The following output is displayed on the screen by running the executable 11L04.exe from a DOS prompt on my machine (note that you might get different address values if you run the program on your machine):


C:\app> 11L04
x: address=0x1838, content=1234
ptr_1: address=0x1834, content=0x1838
*ptr_1 => 1234
ptr_2: address=0x1836, content=0x1838
*ptr_2 => 1234
ptr_3: address=0x1832, content=0x1838
*ptr_3 => 1234
C:\app>

ANALYSIS


As shown in Listing 11.4, line 6 declares an integer variable, x, and line 7 declares three integer pointer variables, ptr_1, ptr_2, and ptr_3.


The statement in line 10 prints out the left and right values of x. On my machine, the left value (address) of x is 0x1838. The right value (content) of x is 1234, which is the initial value assigned to x in line 9.


Line 11 assigns the left value of x to the pointer variable ptr_1 so that ptr_1 can be used to refer to the right value of x. To make sure that the pointer variable ptr_1 now contains the address of x, line 12 prints out the right value of ptr_1, along with its left value. The output shows that ptr_1 does hold the address of x, 0x1838. Then, line 13 prints out the value 1234, which is referred to by the *ptr_1 expression. Note that the asterisk * in the expression is the dereference operator.


In line 14, the *ptr_2 = &x expression assigns the left value of x to another pointer variable, ptr_2; that is, the pointer variable ptr_2 is now linked with the address of x. The statement in line 16 displays the integer 1234 on the screen by using the dereference operator * and its operand, ptr_2. In other words, the memory location of x is referred to by the second pointer *ptr_2.


In line 17, the pointer variable ptr_3 is assigned with the right value of ptr_1. Because ptr_1 now holds the address of x, the expression ptr_3 = ptr_1 is equivalent to ptr_3 = &x. Then, from the output made by the statements in lines 18 and 19, you see the integer 1234 again on the screen. This time the integer is referred to by the third pointer, *ptr_3.


Summary


In this lesson you've learned the following:



  • A pointer is a variable whose value is used to point to another variable.

  • A variable declared in C has two values: the left value and the right value.

  • The left value of a variable is the address; the right value is the content of the variable.

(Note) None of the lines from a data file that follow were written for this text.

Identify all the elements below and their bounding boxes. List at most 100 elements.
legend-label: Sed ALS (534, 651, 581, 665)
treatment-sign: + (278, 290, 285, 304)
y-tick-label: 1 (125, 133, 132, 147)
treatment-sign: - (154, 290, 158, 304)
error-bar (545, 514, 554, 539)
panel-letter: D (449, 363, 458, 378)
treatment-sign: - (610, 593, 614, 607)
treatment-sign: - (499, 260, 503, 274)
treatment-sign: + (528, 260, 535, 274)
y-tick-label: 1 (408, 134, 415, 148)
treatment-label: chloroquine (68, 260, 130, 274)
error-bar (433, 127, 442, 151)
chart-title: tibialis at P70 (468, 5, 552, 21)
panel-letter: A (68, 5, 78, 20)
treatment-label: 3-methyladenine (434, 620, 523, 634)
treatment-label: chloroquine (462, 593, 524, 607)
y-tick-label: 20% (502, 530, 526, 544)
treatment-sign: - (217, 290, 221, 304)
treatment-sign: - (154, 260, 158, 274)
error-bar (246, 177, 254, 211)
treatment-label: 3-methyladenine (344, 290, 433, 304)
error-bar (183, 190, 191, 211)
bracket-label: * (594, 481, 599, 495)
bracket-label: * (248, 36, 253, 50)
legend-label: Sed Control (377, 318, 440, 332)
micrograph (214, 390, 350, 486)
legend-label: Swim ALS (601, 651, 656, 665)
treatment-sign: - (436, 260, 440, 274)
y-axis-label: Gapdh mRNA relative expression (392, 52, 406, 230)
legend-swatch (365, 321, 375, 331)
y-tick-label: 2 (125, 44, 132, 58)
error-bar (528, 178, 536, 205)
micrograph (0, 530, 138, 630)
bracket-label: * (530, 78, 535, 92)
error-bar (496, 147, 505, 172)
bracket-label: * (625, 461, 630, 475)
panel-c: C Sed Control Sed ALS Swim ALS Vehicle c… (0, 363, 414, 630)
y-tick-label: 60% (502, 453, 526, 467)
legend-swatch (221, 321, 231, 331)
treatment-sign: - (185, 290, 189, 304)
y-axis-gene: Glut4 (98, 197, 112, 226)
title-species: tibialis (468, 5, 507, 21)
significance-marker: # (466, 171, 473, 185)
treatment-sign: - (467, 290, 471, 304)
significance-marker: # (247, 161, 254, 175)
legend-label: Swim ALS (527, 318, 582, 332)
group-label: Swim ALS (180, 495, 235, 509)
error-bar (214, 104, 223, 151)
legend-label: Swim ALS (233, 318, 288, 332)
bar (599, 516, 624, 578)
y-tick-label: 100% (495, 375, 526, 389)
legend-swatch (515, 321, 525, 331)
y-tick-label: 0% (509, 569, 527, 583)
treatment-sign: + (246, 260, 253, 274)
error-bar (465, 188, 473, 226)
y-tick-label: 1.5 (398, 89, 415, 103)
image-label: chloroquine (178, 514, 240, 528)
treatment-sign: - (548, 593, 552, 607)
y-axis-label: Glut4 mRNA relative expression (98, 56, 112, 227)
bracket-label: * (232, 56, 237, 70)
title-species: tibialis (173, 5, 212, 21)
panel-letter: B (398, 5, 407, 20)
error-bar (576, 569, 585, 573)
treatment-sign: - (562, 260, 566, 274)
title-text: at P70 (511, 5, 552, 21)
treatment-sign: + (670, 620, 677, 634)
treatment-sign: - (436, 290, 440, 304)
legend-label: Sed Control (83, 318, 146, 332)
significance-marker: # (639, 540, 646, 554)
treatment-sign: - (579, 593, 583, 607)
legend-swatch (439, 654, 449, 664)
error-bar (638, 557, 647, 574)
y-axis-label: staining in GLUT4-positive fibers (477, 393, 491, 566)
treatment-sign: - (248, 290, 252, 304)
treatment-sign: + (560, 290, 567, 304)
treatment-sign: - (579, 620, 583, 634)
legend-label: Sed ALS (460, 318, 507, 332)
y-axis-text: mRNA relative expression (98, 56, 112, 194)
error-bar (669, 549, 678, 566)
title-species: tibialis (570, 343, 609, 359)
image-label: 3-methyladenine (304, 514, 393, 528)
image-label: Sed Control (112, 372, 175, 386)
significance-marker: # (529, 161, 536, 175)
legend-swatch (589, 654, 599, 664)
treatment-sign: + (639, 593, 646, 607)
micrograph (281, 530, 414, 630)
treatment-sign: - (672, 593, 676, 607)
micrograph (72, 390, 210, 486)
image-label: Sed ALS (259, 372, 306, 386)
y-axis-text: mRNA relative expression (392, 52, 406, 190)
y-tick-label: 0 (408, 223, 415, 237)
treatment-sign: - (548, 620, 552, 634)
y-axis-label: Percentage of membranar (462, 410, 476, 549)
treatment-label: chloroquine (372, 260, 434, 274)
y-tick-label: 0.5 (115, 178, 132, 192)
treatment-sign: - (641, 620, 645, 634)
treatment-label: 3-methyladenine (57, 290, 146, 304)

  • The address-of operator (&) can be used to obtain the left value (address) of a variable.

  • The asterisk (*) in a pointer declaration tells the compiler that the variable is a pointer variable.

  • The dereference operator (*) is a unary operator; as such, it requires only one operand.

  • The *ptr_name expression returns the value pointed to by the pointer variable ptr_name, where ptr_name can be any valid variable name in C.

  • If the right value of a pointer variable is 0, the pointer is a null pointer. A null pointer cannot point to valid data.

  • You can update the value of a variable referred by a pointer variable.

  • Several pointers can point to the same location of a variable in the memory.